Top AI labs, including OpenAI, Google, and Anthropic have reportedly hit a major bottleneck that could prevent further development and progression of AI. The companies' AI efforts have been stunted by scaling laws due to a lack of high-quality content to train and build advanced models. However, Ex-Google CEO Eric Schmidt disputed the reports, indicating no evidence shows scaling laws have begun to stop, backing OpenAI CEO Sam Altman's sentiments — "There's no wall."
Interestingly, Anthropic CEO Dario Amodei and Sam Altman believe the coveted AGI (artificial general intelligence; basically human-like intelligence and the ability to self-teach) benchmark might only be a few years away. On one hand, Altman recently hinted that the benchmark could be achieved sooner than anticipated. He added that the milestone will whoosh by with surprisingly little societal impact. Anthropic's CEO predicts a 2026 or 2027 breakthrough.
As it now seems, the AGI benchmark isn't tied down to a specific timeframe but who has deeper pockets to facilitate the milestone's exorbitant demands. AI safety researcher and director of the Cyber Security Laboratory at the University of Louisville, Roman Yampolskiy (well-known for his 99.999999% prediction AI will end humanity) recently shared some interesting insights about the achievement of AGI in an interview with Gordon Einstien on YouTube.
Yampolskiy indicated:
"It used to be the question was how long until AGI? Now I think the better question is, how much until AGI?" If you have enough money to buy enough compute, you can build it today."
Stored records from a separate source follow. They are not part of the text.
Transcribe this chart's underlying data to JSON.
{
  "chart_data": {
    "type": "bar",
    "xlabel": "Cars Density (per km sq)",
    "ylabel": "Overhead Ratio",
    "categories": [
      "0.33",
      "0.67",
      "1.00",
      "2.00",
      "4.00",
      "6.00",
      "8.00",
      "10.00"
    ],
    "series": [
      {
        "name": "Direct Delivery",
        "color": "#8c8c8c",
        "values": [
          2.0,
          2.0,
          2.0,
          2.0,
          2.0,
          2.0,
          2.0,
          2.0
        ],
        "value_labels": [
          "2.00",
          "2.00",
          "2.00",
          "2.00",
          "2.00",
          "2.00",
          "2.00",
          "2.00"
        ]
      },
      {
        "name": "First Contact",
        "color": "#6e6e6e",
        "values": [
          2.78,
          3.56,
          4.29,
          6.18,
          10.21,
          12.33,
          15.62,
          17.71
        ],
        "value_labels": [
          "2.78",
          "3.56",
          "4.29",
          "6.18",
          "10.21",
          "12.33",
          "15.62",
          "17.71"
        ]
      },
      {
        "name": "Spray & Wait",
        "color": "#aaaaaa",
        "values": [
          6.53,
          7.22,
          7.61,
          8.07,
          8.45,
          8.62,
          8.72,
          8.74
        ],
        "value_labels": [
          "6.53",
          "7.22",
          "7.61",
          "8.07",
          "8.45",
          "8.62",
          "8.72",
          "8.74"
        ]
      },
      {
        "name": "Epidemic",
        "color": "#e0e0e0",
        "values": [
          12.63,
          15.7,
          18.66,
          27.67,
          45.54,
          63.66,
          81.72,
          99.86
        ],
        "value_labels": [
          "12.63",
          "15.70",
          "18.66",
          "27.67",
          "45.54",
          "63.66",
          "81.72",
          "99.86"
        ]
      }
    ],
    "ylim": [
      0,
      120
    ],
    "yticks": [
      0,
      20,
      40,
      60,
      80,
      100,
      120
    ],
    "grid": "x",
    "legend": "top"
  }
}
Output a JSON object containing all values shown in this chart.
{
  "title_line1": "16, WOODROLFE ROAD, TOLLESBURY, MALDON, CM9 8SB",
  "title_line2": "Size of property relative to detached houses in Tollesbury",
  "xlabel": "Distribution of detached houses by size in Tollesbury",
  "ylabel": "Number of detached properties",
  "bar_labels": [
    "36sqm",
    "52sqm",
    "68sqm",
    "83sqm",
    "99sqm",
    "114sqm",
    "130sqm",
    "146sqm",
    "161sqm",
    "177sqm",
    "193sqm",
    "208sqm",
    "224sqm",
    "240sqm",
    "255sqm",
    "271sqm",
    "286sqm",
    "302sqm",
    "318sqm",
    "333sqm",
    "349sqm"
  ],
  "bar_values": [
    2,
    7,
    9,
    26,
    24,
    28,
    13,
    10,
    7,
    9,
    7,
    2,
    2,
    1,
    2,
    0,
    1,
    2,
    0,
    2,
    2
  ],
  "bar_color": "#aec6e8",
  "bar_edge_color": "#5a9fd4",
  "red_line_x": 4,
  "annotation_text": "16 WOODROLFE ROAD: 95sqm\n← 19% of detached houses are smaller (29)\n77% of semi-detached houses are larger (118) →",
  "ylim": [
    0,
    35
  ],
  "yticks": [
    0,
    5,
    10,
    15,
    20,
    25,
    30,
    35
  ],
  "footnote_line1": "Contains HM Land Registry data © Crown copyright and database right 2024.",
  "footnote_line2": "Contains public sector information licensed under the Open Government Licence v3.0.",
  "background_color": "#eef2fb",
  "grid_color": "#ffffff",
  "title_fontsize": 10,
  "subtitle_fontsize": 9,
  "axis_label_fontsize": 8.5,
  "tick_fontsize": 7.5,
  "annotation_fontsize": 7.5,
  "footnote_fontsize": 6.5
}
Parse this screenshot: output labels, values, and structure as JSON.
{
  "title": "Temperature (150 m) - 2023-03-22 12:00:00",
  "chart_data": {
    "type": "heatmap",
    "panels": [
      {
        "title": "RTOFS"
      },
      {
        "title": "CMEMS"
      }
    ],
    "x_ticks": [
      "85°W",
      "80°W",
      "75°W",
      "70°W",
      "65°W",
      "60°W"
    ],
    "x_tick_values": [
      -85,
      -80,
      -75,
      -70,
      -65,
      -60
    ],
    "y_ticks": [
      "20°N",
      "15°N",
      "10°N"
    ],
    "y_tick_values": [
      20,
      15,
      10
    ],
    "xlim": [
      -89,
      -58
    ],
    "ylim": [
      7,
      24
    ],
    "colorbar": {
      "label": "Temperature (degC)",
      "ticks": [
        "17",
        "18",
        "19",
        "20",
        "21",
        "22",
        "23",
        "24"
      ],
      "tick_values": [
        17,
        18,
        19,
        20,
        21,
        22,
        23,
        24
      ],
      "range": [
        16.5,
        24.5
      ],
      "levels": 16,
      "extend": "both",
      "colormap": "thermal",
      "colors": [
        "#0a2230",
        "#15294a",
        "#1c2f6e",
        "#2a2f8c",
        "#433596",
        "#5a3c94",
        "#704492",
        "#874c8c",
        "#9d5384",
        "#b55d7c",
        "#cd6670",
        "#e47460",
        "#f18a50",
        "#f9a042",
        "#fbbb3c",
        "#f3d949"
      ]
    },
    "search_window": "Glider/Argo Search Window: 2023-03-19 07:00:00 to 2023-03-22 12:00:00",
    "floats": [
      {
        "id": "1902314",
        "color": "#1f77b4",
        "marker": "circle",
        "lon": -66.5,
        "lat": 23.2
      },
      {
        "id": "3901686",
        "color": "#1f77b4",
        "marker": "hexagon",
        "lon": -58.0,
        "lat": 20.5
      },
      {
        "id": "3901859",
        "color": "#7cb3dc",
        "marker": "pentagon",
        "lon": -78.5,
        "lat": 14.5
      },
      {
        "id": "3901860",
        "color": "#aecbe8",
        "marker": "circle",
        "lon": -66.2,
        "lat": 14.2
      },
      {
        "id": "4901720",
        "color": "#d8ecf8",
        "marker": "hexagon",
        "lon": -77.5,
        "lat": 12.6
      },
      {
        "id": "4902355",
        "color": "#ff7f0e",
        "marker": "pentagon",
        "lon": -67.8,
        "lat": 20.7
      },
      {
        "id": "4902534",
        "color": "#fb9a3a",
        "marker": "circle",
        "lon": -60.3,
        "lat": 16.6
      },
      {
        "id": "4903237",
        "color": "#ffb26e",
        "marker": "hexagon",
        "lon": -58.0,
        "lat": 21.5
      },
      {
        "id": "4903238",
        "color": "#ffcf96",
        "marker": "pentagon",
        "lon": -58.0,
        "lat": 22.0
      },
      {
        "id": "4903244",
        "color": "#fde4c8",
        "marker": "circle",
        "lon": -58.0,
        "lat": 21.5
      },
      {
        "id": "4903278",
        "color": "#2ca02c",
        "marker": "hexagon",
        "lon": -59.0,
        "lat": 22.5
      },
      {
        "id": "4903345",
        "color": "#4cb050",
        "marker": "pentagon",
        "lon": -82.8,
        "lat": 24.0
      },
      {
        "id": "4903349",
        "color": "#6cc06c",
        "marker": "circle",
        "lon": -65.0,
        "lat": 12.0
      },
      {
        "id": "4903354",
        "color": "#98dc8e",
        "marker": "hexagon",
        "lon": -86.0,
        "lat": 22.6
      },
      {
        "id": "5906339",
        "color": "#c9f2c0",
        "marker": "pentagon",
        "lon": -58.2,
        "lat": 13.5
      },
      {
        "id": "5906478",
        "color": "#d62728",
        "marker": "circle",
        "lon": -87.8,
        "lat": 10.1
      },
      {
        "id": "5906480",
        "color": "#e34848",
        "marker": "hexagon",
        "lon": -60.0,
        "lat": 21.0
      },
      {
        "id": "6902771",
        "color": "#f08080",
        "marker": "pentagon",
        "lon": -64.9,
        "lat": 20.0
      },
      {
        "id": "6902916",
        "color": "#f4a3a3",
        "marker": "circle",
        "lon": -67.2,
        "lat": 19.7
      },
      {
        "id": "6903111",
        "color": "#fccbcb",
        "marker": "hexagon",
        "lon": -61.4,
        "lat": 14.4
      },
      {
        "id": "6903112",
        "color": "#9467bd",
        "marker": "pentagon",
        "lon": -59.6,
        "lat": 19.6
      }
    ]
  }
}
The AI researcher admits that it would cost an insane amount of money, which would be used to buy all the compute in the world. Yampolskiy's estimation isn't entirely off base. A few months ago, OpenAI CEO Sam Altman highlighted an audacious plan featuring "$7 trillion and many years to build 36 semiconductor plants and additional data centers" to fulfill his ambitious AI vision.
While the ambitious AI vision bit leaves a lot to speculation on what he meant, the executive has been vocal about his ambition to hit the AGI benchmark. The highlighted vision might be tied to his AGI dream. An OpenAI spokesman refuted the claims, indicating the ChatGPT maker doesn't have immediate plans to invest in multi-trillion-dollar projects. Altman reportedly pitched the vision to TSMC executives, who branded him "a podcasting bro" for his absurd ambition.
But OpenAI already achieved AGI with its o1 model?
Your guess could be as good as mine when AGI will/was achieved. A recent report by an OpenAI employee indicated that the release of OpenAI's o1 reasoning model constituted AGI. The employee further claimed that while OpenAI has yet to release a model that is better than any human at any task, o1 is better than most humans at most tasks.
At this point, it seems impossible to define AGI, as everyone seems to have a varied definition. Sam Altman indicated that AGI is achievable with current hardware, but if it does, "you'll be happy to have a new device."
Chasing the AGI benchmark seems like a huge undertaking, especially for OpenAI. Recent reports indicate the ChatGPT maker could be on the verge of bankruptcy, with projections of making a $5 billion loss within the next 12 months. However, the AI firm evaded the tough financial situation through funding from Microsoft, NVIDIA, and other key investors, raising $6.6 billion to keep its operations afloat.
Now, OpenAI is under pressure to transition into a for-profit venture or risk refunding the money raised from investors. The AI firm might face backlash from government institutions, regulators, and other concerned parties for going against its founding mission.
The company is currently involved in a lawsuit filed by former OpenAI co-founder and Tesla CEO Elon Musk, who cites a stark betrayal of its founding mission. Failure to meet the threshold could open it to outside interference and hostile takeovers. Interestingly, market analysts and experts predict Microsoft could acquire OpenAI within the next three years as investor interest in the AI hype rapidly dwindles.